How does light shine in suffering? A second way is for you to expectantly ask for sacred, guiding light. As you ask, remember this: Christ was born into some people's suffering. And when he grew up, Christ kept entering people's suffering and kept finding ways to shine necessary light. That is God's way of saying that the light still shines when we suffer.
Of course even when you ask for help expectantly, you will still feel things like fear and despair. That is normal and expected when you or a loved one suffers. But there will also be times in your suffering when you sense some surprising calm and courage. And you will find just enough strength to get through bad things even when you know that your own strength is not enough for what you must do. Bit by expectant bit, you will find your way through suffering with your spirit intact. And even if you are dying you will find your way through that, bit by bit, with your spirit intact. Expectantly asking lets you a little more easily see sacred light in dark nights.
Third, when you suffer, you can fully expect yourself to stumble at times. Now, stumbling won't help you through suffering. But knowing that stumbling is normal at least means that your stumbles won't blindside you and then unnecessarily make things darker for you.
Stumbling means that when you are suffering, you will at times doubt that there is a way through. Stumbling is when you inadvertently hurt the people closest to you while you are thrashing around in your suffering. During suffering, it's completely normal and predictable at times to make a worse mess out of an already hard situation.
You will do such things because you are human, and because, at best, people who are suffering muck and grope their way through their suffering. No one 'does' suffering perfectly. Indeed, the way through any significant suffering is messy at best. Expect yourself to make some messes. There is not light in the messes you make, but if you know that people normally do such things, then at least the darkness will not deepen for you.
There is one more way that holy light shines in our suffering. That happens when moments of joy break in.
I don't want this to sound trite. I'm not talking about some trendy positive thinking. I'm not talking about naively denying a terrible reality.
The light shines in the darkness and the darkness cannot overcome it.
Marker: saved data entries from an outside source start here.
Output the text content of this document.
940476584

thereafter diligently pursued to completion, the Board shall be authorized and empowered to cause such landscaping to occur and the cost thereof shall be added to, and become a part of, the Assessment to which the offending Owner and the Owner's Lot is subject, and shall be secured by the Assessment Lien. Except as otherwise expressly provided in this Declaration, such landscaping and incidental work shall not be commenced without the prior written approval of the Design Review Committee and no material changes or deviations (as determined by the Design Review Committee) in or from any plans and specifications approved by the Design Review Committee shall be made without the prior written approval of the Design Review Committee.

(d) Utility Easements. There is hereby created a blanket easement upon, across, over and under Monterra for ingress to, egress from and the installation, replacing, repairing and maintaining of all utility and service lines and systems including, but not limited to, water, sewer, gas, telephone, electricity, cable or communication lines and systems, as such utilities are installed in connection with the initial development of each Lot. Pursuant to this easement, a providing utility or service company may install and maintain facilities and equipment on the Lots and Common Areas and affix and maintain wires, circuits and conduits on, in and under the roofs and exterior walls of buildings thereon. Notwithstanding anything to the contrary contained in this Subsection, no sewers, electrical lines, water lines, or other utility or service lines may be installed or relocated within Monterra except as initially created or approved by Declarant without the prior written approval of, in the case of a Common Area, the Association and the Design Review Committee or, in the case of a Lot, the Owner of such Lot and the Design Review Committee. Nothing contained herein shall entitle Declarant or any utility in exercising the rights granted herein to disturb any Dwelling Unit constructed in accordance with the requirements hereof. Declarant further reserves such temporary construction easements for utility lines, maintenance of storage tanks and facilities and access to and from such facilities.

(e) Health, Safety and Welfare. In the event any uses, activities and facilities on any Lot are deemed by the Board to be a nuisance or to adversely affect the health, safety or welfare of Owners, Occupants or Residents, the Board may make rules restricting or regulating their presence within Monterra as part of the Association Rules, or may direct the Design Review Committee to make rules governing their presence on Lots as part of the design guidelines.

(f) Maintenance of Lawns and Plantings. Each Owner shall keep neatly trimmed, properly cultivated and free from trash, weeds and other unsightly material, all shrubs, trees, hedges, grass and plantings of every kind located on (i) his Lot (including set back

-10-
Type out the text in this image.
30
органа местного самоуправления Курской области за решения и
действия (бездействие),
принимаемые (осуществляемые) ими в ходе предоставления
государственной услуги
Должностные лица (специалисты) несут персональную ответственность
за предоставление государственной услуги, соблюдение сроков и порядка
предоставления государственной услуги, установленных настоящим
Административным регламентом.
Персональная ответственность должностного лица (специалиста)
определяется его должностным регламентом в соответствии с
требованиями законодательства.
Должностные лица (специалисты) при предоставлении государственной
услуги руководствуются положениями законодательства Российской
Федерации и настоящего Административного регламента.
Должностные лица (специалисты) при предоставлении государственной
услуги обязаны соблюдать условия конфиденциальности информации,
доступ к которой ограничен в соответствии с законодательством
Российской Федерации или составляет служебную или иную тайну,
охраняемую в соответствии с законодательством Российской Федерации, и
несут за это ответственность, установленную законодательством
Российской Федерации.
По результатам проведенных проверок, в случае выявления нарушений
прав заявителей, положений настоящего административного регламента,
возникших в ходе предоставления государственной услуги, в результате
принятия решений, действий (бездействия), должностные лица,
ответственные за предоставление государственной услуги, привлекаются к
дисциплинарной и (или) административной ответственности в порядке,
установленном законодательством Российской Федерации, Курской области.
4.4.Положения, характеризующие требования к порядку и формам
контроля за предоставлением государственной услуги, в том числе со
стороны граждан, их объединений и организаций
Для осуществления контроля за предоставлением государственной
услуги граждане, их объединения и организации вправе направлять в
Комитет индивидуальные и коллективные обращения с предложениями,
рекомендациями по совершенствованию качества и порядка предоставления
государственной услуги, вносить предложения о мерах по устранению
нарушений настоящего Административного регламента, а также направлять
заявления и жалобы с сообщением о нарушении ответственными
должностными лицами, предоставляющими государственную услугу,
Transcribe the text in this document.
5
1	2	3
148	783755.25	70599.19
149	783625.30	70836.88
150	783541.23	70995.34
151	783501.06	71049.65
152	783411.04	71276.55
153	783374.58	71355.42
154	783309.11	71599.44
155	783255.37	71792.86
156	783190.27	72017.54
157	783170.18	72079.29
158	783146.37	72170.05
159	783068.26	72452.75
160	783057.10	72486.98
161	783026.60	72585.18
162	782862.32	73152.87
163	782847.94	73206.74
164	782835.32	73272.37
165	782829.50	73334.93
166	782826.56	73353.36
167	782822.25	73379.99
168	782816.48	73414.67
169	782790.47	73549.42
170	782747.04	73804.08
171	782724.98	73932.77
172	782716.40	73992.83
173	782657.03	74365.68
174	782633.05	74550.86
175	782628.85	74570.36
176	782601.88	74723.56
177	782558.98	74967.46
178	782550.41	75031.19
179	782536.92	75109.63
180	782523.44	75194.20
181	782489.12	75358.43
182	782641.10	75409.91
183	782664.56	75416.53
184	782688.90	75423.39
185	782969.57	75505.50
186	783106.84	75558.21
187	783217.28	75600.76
That is, there is still joy in the world, and even joy in your life, during your suffering. It will find openings to you even when you suffer.
Even when you suffer, the sun still rises and the life giving rain still falls. The wild summer flowers still adorn the roadsides. Frost still etches beautiful crystal patterns on your windows. Little children will still move you with their tenderness. When you or when someone dear to you suffers, or maybe even because you suffer, your old friendships deepen profoundly, and new ones blossom. People dear to you will still celebrate the good milestones of their lives, such as the births of their babies, their weddings and their happy anniversaries. Even while you suffer the warm sun will still feel good on your shoulders, snowflakes will still have six beautiful points and the birds' songs on cold mornings will still cheer you. Even in dark times, things like this will find you and give you at least moments of joy, moments that remind that goodness still fills the world and that help light your path through suffering.
The light shines in the darkness and the darkness and cannot overcome it. John 1:5.